In terms of directly building malware with ChatGPT, foreign adversaries are not getting it to spit out completed products but some have managed to use it to build individual components that can be assembled later. The report references a Russian-language group coordinating on Telegram to prototype and troubleshoot pieces of a larger system aimed at exfiltrating credentials and post-action cleanup. These pieces include obfuscation code, clipboard monitors, and small individual pieces of the exfiltration process such as a bot uploader for Telegram and shellcode loaders.
Similarly, a Korean-language actor likely affiliated with North Korea’s state-sponsored groups (due to observed targeting of South Korean diplomats) was caught generating phishing emails aimed at crypto theft and scripts aimed at exfiltration from assorted cloud storage services and GitHub. This group was also seen experimenting with MacOS development scaffolding, reflecting the recent turn by Lazarus Group and other North Korean actors to focusing on stealing crypto and credentials from Mac users.
The biggest of the foreign adversaries, Chinese intelligence, also reportedly had at least one ChatGPT account during this period used for debugging tools and drafting phishing messages traced to attempts on Taiwan semiconductor companies and US research universities. The attackers used the AI tools to generate and polish phishing messages delivered in Chinese, English and Japanese. They also seemed to realize the inherent limitations and monitoring issues with ChatGPT, querying the model for ways to transition their work to DeepSeek.
Some of the less sophisticated attackers do not yet seem to have grasped the operational security aspect of using AI tools. The report mentions a likely scam operation based in Myanmar that was using ChatGPT to generate messages and other content, but also handle everyday business operations such as dormitory assignments, worker schedules, and finances.
In addition to further establishing that the most advanced LLMs continue to be used for predictable enhancement roles rather than attack innovation, the report demonstrates that good guardrails are critical for preventing harmful abuse of AI tools by threat actors. Evan Powell, CEO of DeepTempo, notes that AI’s attack potential has yet to really be tapped: “What most may not realize, however, is that cyber security defenses are uniquely vulnerable to AI powered attacks. Today’s defenses are almost entirely based on static rules – if you see A and B while C, then that’s an attack, and take action. Today’s AI attackers train their systems to avoid such fixed pattern based detections. As a result they are slipping into our enterprises and governments at an increasing rate. A second key point from the report is that the attackers are also using AI to plan campaigns. These sort of campaigns, typically combining specific research on a target, customization of the attack, and countless attempts to gain access, traditionally takes expertise, patience, and an extensive team to execute. Today, however, AI is boosting the productivity of attackers, enabling even single person teams to carry out attacks that previously only a very well funded team or nation state could have attempted.
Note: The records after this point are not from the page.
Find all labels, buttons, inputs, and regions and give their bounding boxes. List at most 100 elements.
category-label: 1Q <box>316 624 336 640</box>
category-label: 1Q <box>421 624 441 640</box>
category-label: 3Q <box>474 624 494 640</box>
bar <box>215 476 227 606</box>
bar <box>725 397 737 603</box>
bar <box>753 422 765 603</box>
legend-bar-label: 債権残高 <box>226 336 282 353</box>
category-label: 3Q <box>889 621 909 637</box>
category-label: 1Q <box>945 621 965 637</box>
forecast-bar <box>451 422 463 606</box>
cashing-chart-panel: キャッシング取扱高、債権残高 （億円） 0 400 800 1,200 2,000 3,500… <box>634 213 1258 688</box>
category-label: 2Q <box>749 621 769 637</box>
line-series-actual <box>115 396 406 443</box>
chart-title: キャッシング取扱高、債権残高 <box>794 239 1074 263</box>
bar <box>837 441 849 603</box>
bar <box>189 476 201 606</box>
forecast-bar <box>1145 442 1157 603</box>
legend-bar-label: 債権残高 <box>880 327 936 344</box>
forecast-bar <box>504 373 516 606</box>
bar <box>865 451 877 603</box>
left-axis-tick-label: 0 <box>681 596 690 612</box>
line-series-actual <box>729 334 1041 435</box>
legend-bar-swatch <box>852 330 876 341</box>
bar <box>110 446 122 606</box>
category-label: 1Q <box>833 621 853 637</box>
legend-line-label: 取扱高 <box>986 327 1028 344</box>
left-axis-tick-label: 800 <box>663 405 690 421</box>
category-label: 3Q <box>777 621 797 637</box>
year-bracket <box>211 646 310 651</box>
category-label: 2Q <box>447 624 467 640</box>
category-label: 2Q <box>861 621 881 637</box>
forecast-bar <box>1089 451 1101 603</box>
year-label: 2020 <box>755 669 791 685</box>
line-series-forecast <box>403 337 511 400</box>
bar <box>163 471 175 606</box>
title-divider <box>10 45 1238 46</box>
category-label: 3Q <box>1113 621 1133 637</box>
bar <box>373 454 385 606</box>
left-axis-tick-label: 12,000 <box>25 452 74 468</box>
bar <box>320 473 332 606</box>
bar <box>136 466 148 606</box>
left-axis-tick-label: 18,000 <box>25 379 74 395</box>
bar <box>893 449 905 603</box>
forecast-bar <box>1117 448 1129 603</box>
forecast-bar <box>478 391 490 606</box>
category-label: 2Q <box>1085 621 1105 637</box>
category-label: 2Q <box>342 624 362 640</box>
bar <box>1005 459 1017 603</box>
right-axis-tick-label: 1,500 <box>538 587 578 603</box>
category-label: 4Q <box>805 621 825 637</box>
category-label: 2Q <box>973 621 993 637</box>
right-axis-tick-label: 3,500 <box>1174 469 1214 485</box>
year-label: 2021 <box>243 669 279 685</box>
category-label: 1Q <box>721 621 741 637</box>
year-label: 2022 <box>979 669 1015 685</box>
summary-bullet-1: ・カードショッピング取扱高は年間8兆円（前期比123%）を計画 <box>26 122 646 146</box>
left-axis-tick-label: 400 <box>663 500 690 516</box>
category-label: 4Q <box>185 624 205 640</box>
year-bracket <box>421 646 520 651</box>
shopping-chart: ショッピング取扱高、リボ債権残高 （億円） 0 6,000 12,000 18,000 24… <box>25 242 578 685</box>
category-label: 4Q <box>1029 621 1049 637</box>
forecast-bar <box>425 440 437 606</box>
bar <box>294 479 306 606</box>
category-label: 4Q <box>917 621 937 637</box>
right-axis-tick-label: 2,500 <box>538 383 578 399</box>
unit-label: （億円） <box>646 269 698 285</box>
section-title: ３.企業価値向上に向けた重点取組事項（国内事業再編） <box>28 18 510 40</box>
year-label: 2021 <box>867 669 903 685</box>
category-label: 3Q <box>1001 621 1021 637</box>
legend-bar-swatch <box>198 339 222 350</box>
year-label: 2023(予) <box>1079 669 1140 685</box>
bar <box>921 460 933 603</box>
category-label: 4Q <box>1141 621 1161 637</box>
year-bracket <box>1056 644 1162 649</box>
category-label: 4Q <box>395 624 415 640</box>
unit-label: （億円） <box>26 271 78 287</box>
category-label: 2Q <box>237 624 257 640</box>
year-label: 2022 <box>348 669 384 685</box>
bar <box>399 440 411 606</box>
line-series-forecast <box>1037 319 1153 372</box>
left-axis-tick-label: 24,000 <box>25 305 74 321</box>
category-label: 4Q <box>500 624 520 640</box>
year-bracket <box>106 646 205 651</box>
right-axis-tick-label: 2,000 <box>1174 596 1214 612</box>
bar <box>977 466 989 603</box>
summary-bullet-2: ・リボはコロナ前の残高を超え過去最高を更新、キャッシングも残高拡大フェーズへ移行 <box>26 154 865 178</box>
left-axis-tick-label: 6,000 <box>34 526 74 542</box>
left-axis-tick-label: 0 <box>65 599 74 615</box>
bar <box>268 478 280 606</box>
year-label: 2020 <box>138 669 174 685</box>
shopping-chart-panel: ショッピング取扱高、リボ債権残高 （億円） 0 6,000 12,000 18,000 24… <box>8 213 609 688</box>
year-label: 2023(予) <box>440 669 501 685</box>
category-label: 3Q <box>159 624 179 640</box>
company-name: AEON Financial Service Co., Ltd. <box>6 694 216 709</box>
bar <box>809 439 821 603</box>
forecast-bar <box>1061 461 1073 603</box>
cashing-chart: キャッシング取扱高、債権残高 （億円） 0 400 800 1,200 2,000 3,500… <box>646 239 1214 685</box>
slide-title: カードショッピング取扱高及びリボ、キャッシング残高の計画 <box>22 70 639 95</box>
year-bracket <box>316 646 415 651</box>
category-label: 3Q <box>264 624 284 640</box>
The implications are terrifying.”
Corian (Cory) Kennedy, Chief Threat Intelligence Officer at SecurityScorecard, notes that safety must be a whole-of-industry approach as the overall capability of models continues to increase: “The report highlights how threat actors are increasingly combining multiple AI models to scale their operations. While OpenAI banned the accounts involved, it noted that some attempts, such as proposals for large-scale monitoring of social media and movement, offer insight into how generative AI is being explored for population tracking and narrative control. These findings underscore the urgency of proactive disruption, vendor transparency, and cross-platform threat intelligence where AI tools intersect with sensitive data and global influence efforts.”